[Twisted-Python] Test coverage requirements

Glyph Lefkowitz glyph at twistedmatrix.com
Mon Feb 27 17:46:11 MST 2017


> On Feb 27, 2017, at 3:33 PM, Jean-Paul Calderone <exarkun at twistedmatrix.com> wrote:
> 
> On Mon, Feb 27, 2017 at 6:00 PM, Tristan Seligmann <mithrandi at mithrandi.net <mailto:mithrandi at mithrandi.net>> wrote:
> On Mon, 27 Feb 2017 at 21:54 Glyph Lefkowitz <glyph at twistedmatrix.com <mailto:glyph at twistedmatrix.com>> wrote:
> That said, it has been improving and if it keeps improving at the rate it has been, I expect that we'd be able to put that coverage blocker back in in another 3-4 months.  Perhaps something to talk about at PyCon.
> 
> I think at least one problem that we're suffering from here is our fault, rather than Codecov's: the coverage of the test suite is not stable due to non-determinism in the test suite. That is, the lines executed during a test run are not the same every time due to things like ordering / timing races / etc.

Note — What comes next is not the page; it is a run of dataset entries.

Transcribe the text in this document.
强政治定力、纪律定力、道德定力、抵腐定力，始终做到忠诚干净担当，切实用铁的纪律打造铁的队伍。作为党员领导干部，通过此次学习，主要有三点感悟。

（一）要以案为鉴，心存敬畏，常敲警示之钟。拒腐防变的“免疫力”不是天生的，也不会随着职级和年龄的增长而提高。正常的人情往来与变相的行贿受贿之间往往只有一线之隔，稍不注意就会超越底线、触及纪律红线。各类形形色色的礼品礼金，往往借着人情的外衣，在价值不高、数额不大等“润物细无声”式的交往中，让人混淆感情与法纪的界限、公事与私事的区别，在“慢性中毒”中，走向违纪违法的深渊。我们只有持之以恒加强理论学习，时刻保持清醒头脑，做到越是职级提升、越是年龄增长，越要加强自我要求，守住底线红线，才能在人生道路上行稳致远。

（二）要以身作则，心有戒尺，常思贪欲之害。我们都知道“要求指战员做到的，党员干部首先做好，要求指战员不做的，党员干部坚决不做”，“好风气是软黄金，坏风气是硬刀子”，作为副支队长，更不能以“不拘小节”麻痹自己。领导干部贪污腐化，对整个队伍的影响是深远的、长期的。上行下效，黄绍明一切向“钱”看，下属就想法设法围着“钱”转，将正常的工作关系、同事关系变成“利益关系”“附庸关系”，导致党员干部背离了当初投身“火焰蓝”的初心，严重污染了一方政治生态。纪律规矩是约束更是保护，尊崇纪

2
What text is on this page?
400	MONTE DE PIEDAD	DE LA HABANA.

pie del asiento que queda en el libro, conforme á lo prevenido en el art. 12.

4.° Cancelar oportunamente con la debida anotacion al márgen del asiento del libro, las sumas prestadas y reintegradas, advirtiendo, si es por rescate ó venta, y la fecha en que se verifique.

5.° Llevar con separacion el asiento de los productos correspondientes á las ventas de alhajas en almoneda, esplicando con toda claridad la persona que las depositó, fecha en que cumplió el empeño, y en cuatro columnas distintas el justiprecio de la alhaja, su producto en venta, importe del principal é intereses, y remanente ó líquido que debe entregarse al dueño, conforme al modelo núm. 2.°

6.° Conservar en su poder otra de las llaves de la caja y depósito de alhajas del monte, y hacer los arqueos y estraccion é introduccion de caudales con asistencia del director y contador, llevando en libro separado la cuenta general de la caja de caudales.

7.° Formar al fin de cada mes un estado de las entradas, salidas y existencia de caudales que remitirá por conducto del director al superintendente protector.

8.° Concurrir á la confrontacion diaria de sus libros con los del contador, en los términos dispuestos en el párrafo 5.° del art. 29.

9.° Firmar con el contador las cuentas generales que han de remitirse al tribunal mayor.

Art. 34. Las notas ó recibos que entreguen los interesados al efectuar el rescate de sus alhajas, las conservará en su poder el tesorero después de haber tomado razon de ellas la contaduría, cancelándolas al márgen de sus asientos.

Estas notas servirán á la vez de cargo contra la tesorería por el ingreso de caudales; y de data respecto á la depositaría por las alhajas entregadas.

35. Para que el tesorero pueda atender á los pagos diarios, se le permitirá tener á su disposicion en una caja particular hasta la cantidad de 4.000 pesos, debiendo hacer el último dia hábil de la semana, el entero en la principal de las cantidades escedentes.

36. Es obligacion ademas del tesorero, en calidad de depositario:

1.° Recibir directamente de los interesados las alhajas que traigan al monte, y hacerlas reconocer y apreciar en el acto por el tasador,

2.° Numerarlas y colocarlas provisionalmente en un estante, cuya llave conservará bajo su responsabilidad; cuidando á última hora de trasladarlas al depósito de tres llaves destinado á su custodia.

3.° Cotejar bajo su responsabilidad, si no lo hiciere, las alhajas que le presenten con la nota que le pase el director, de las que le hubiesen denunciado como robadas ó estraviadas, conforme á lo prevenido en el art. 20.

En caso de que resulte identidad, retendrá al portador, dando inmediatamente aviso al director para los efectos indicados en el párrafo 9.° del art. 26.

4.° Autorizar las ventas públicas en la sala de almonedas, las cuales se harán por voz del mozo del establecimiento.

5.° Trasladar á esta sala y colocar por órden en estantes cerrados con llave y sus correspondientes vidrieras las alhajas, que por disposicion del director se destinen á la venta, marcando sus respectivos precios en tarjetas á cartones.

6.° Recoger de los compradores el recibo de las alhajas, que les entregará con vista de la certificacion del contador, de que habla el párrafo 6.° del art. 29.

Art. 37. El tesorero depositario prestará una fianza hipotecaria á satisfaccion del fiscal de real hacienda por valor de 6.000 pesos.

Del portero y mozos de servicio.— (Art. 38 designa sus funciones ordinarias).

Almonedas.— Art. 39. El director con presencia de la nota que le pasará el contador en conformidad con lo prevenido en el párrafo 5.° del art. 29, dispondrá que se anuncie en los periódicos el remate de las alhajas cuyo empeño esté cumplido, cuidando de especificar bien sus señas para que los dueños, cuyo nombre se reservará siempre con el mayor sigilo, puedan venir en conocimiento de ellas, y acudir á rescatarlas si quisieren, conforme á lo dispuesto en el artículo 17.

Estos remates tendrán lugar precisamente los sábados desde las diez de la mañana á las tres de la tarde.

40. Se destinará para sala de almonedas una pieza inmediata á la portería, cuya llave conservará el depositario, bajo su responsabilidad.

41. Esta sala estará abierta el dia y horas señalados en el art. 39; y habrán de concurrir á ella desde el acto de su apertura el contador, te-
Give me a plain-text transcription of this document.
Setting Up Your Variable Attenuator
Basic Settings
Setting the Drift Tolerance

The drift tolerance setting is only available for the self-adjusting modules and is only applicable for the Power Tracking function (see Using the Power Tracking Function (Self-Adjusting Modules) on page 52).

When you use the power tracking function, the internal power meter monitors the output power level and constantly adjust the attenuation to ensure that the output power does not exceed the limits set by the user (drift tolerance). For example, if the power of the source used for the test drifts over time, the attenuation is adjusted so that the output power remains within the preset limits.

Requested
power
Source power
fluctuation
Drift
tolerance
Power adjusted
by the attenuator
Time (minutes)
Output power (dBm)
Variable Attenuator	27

This means that "changes" to coverage may show up for a particular PReven though nothing in that PR is actually responsible.
> 
> 
> Changes to Twisted code which are only sometimes covered by the test suite sound like they would violate a 100% coverage rule.  But I guess the experience of looking at a codecov report is so bad/confusing that it's not surprising authors/reviewers might fail to see what's going on and fix the non-deterministic.
> 
> Particularly for code that requires coverage measurements on multiple platforms (ie, you basically can't do it locally), it seems like it would be easier (though, to be clear, bad) to just forget about it and hope everything is covered...
> 
> A tool that pointed out coverage differences between multiple runs of the same version of the code would be a useful thing to start pointing out where these flaws in the Twisted test suite lie, right?  And then each area could be given deterministic test coverage instead...

While this is certainly an issue, I don't think it's the issue we're discussing here.  Unreliability of coverage is largely mitigated by the fact that the main thing we pay attention to is "patch coverage", which can be seen to fluctuate from commit to commit on a branch if the new test coverage is non-deterministic (and rarely is a PR an individual commit).  This is opposed to "coverage delta", which only looks at coverage before / coverage after and is indeed somewhat unpredictable due to old / bad tests.

So I can say when I've had to overrule codecov, it's almost never been because of flapping coverage lines outside of the patch under consideration (and the patches in consideration either have deterministic tests, or I ask the author to add them).

General improvements to build reliability often reduce coverage unreliability as well, so as we've been using Github more, which surfaces status visibility / mergeability to reviewers more, we've been fixing lots of little build-reliability issues and this problem continues to get smaller.